Big Brothers Big Sisters in Saskatchewan is trying to reach out to the Indigenous community and is using the Truth and Reconciliation Commission's calls to action as a guide.
'Is there a way that we can be more meaningful?' - Ash Noureldin
"The overall culture inside the organization is what we are ultimately focusing on," said Ash Noureldin in an interview with CBC Radio's Afternoon Edition.
Noureldin is the executive director of Big Brothers Big Sisters in Regina, and is the chair of the Saskatchewan branch of the mentoring organization.
It's important to reach out, Noureldin said, because a good number of the children the organization is trying to help are Indigenous. He said in Regina last year, 30 to 40 per cent of the children who Big Brothers Big Sisters offered help to were Indigenous.
Internal call to action
"We kind of challenged ourselves and said, 'Well, is there a way that we can be more meaningful?'"
The TRC's 94 calls to action are broad and varied, Noureldin said, so his organization picked two to focus on. One is a call to eliminate employment and education gaps, and the other challenges organizations to engage with the Indigenous community.
Noureldin said the work is in the early stages, but that Big Brothers Big Sisters is learning a great deal about the way the organization must evolve. For example, it traditionally uses a one-on-one model to mentor children in need. But Noureldin said that may not be the best approach.

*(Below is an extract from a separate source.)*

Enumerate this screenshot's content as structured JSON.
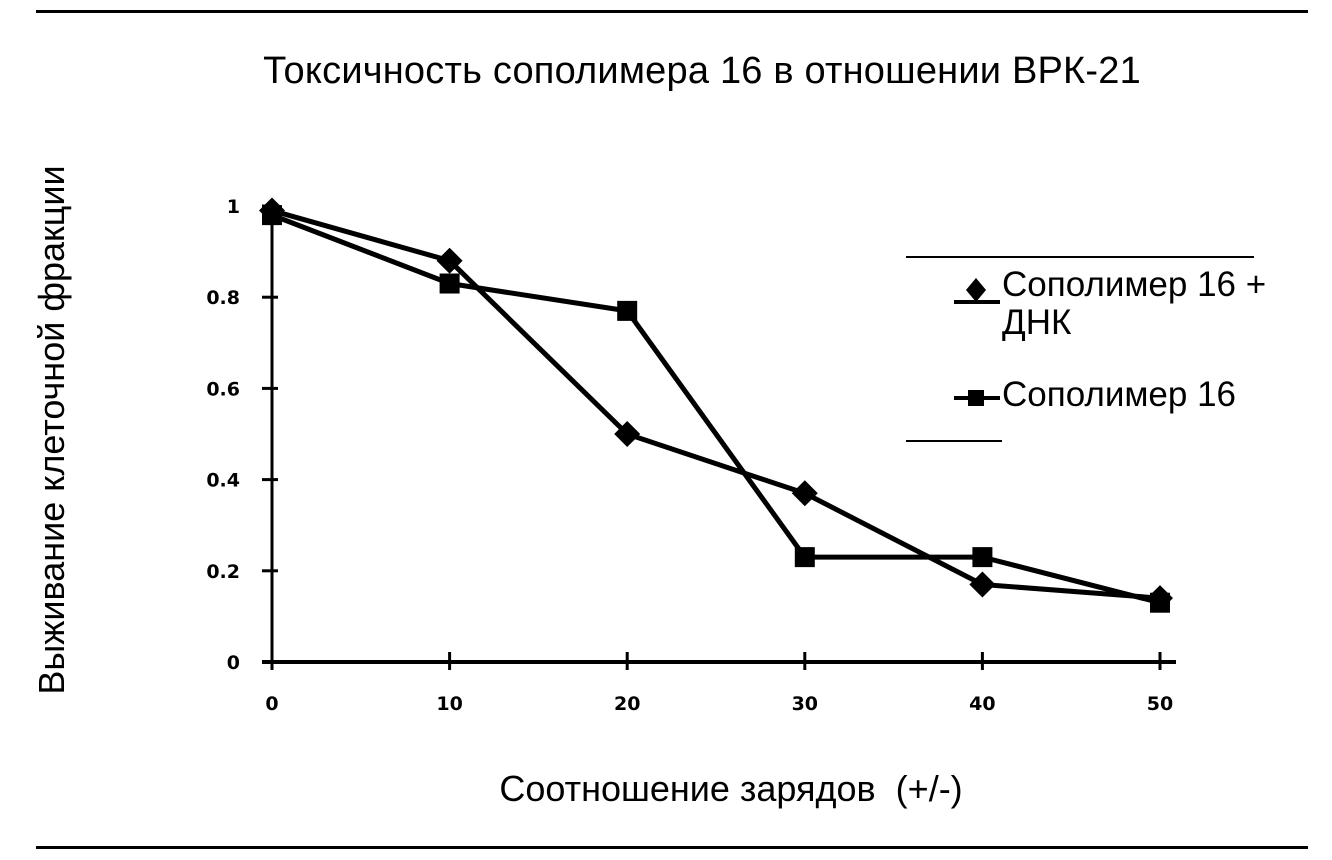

"We found that group mentoring, or the village mentality, was kind of more prevalent historically and things like culture, language, heritage and those things are very important to the Indigenous community."
The rethink, Noureldin said, has also reminded Big Brothers Big Sisters that the organization's mission is to meet the needs of every child. That, he said, doesn't allow it to pick and choose, and challenges the group to make sure it adapts to meet the needs of an increasingly diverse population.